One of the things I’m trying to do on my vacation is a bit of mapping out and career planning. It turns out if you ask me where I want to be in five years I have no fucking idea.

In my life I have, at least three times, been absolutely sure of what I wanted to be and been TOTALLY WRONG. Things I was really good at in one situation – school, coop – and then reality hits and it all goes down the drain.

Couple this with a few bad managers who mad me feel like I must be a complete idiot, and a few stops and starts and I can’t even pinpoint myself on a map right now.

All of my jobs connect through skills I have – skills I have been improving over the course of 20-plus years, but it’s not like I earned a degree that put me on a specific path which I have then followed and now I know what the next step up the ladder is.

All I know is that I always want to feel good about the work that I do. I always want to be excited.

The biggest similarities between my job 10 years ago and my job right now are a team I love working with and work I know I do well.

I also like to learn new things and research new things, but I’ve had such big hits to my confidence with such bad managers in the past that I still get nervous any time a higher up asks to speak to me or calls me or asks me to call them. Full on ‘what did I do wrong’ panic sets in.

Joe thinks I could be a great manager – especially because I have seen the distance between good and very bad – but I worry that I want to control too much. I would maybe someday like to have my opinions – my ‘takes’ – taken more seriously and considered.

As I worked this federal election – the fourth time I have done so – I thought about all of the things I know. It’s a lot. I have a lot of knowledge and experience and I can compare a lot of things I know from then to what’s happening now.

I have a unique background. No one else grew up in a family like I did, primed for a career like I’ve had. No one else has news and political instincts like mine, because I have been surrounded by journalism and politics since I was a literal baby.

(A Senator once cooed over my sister, and we went to school with the children of a Deputy Prime Minister, but we were mostly excited because their cousin was Olympic silver medalist Elizabeth Manley).

I want to change it all so that people care. I want politics to be meaningful and not whatever that election just was. I want people to believe they have a voice. I want people to understand the fucking system.

But what does that all mean? How do I connect all the dots?

My parents never made five year plans – my dad went to school for journalism, became a journalist, started teaching journalism, became interested in how news spreads, and then started a second career in disaster research and emergency communications. He was consistently at the top of his field.

My mother did a degree in journalism and then a Master’s in English, and then we were born, and then my parents split up and she got a job in the public service where she worked until she retired. She was a writer/editor, and I believe she enjoyed parts of her job, but she was also a single mother and she couldn’t just off and pursue her passions.
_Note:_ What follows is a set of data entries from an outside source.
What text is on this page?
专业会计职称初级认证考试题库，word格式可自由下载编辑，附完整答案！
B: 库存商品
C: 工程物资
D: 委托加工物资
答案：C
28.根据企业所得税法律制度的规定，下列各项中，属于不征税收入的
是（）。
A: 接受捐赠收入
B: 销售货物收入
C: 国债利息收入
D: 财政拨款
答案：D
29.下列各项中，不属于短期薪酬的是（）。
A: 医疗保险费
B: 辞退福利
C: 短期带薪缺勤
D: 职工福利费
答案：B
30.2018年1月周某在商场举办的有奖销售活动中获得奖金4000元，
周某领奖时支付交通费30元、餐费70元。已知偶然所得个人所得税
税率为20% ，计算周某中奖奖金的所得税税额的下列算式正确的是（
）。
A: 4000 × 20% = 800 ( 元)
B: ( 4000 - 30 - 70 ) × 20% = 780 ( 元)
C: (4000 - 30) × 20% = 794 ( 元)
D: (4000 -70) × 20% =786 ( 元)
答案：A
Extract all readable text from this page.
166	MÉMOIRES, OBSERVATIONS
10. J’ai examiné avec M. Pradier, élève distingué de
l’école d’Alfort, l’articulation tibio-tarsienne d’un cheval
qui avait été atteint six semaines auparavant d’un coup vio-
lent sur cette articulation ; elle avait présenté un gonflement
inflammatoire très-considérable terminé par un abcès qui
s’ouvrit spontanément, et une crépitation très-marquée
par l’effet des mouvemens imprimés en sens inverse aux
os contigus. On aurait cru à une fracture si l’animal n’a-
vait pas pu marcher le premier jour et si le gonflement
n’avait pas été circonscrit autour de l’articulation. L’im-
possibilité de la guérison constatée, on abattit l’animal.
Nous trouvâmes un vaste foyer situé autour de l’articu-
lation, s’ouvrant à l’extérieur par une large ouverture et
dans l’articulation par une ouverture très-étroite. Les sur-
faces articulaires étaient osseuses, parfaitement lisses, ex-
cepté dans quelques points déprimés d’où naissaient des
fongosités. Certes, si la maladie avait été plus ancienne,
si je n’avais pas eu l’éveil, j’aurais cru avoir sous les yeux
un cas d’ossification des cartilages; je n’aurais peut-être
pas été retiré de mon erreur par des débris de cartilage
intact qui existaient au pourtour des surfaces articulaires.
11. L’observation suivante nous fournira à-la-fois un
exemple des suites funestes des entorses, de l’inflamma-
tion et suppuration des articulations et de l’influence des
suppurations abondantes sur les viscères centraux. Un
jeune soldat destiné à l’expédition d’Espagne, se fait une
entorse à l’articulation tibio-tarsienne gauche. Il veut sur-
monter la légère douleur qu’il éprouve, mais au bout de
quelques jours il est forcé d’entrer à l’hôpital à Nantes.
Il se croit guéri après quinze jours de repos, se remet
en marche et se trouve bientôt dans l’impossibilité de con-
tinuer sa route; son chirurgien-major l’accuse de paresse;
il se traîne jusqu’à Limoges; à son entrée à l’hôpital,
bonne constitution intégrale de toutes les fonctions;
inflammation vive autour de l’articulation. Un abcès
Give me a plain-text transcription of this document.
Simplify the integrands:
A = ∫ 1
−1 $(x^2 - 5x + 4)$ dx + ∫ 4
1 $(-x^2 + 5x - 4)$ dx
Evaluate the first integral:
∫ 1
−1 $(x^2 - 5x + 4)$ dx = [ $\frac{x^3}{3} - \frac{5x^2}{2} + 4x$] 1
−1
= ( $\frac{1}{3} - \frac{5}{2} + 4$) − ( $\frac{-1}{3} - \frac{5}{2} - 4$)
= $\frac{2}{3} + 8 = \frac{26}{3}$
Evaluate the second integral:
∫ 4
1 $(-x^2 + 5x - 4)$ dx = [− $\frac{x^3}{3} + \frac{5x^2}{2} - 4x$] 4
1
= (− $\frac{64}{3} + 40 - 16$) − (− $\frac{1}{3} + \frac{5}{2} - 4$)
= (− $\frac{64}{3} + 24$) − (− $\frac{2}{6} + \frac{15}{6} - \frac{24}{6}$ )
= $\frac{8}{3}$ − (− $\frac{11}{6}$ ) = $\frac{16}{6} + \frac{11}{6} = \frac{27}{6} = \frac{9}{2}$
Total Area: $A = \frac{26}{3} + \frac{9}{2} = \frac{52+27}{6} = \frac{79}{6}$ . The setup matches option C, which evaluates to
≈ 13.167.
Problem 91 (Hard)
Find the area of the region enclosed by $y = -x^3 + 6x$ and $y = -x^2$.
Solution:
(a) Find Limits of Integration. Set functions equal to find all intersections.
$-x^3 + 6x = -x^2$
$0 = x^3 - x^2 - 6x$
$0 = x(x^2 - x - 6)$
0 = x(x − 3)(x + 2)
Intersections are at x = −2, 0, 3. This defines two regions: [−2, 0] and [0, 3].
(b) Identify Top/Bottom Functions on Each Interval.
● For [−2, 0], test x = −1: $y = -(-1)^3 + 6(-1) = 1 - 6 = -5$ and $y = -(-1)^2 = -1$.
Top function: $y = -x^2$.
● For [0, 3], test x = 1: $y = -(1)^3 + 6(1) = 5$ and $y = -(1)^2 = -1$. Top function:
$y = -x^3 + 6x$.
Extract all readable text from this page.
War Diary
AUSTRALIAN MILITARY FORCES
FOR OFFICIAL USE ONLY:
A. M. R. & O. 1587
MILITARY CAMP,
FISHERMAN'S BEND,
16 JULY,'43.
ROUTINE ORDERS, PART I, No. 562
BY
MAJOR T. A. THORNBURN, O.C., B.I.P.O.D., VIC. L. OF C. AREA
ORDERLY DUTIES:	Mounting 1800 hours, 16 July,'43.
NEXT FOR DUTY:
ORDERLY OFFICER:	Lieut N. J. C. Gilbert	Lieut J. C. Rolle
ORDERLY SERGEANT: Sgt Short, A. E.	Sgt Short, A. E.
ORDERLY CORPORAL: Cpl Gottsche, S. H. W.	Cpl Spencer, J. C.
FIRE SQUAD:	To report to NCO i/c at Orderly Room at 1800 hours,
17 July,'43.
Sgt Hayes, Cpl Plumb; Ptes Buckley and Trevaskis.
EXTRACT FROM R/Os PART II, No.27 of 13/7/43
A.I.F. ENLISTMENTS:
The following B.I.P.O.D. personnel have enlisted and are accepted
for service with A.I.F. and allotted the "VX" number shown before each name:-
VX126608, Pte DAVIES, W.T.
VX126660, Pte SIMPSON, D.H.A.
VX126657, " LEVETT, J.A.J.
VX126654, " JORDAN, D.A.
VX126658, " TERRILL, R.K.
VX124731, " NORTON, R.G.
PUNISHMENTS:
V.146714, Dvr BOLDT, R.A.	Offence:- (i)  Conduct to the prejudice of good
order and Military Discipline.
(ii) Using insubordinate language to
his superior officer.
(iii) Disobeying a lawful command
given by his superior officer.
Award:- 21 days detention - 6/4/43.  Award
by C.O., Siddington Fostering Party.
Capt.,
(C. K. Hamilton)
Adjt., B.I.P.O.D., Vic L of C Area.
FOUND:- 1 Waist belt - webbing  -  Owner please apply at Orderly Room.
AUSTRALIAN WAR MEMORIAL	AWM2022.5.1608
I was on the Hill, ready to be on the Hill until I found my next thing, and then Jack died. Jack died, and the team had already started moving on, and it just wasn’t it any more. It wasn’t worth the daily commute, the hours spent away from my kid, for a leader I didn’t believe in. For Jack, for the team he had built, it had been worth it.

So I have this mishmash of things I know I’m good at and things I think I’m good at, and things I know I like to do, things I know I can get done. Great successes, proud moments, contributions.

And no fucking clue where it all leads.